What happens when you name what is wrong? It’s no longer hidden, there’s no more an elephant in the room, we are speaking about it, dealing with it and that’s when healing starts. In its complaint, anger and grief, Lamentations protests conditions than prevent humans thriving, and this resistance may finally prepare the way for healing. To lament is an act of protest, is an act of resistance, it’s to finally start speaking about the situations and conditions that no one want to talk about and keep avoiding, because only then that situation can finally change. Peter Rawlins says: “Contrary to what people often thinks, the key to easing people’s suffering is not in offering some insidious theology, which means to say “oh well if you are suffering it’s because God wants you to so you can learn”, but the key is allowing a place for people to mourn and to meet others who know what it is to be burned by that black burn. It’s not about providing an answer, but offering a sight, where we can speak our suffering.”

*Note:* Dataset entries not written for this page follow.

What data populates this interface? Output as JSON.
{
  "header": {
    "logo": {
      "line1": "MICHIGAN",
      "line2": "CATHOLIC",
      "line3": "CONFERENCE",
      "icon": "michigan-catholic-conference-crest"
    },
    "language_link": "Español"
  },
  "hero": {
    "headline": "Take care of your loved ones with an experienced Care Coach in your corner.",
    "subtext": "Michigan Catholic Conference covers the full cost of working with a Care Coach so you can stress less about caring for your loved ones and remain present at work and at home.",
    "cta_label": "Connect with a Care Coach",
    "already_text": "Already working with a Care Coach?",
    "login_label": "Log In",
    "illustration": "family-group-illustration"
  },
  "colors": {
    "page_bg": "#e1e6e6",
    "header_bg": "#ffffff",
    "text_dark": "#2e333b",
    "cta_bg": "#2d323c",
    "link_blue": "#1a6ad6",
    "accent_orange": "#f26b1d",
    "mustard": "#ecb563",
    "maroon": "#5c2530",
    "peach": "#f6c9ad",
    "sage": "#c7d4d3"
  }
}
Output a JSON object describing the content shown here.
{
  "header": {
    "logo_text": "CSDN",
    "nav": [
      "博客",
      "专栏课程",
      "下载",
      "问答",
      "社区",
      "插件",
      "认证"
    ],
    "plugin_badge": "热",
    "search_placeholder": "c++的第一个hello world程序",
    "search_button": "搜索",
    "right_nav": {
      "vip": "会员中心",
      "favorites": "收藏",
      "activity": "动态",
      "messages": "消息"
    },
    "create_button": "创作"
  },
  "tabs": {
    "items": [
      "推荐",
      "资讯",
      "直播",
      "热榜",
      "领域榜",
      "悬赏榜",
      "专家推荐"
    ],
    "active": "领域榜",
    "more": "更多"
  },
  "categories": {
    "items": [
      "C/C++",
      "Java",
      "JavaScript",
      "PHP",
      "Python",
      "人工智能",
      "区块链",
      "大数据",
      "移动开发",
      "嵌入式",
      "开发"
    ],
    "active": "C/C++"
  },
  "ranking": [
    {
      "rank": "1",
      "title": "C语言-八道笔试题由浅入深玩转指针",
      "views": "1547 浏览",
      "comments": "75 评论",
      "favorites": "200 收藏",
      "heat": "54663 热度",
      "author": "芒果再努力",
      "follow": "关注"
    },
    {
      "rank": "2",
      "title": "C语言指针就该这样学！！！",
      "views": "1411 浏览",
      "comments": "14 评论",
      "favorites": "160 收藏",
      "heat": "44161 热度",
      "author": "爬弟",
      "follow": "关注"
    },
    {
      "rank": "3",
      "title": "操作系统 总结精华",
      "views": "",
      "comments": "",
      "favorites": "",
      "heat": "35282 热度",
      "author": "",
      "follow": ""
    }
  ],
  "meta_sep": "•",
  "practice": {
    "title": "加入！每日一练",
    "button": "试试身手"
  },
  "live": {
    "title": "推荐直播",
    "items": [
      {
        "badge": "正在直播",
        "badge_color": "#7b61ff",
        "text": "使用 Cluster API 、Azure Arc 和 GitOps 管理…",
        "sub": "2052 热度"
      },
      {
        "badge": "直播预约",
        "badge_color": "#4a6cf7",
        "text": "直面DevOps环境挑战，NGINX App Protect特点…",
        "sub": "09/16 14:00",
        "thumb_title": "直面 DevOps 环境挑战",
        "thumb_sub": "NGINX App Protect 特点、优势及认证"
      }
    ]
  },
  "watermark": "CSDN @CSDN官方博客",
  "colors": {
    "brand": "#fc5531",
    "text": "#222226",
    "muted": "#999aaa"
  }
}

A place where we can lament may seem depressing, but it’s actually a place of freedom. There are times when we need to just express lament, and feel like we won’t be judged. Sometimes can be simple things like saying “things are not like they used to be” to the more dramatic events in life.  God invites us to name things that may cause us grief, pain, suffering, sadness.  By doing so, we open ourselves up to his healing touch, and then to grow in our understanding of who God is, who we are, and who are the people around us. Grace and peace over each one of us, as we deal with our pain and experience God’s love and mercy covering us, comforting us, and inspiring us forward!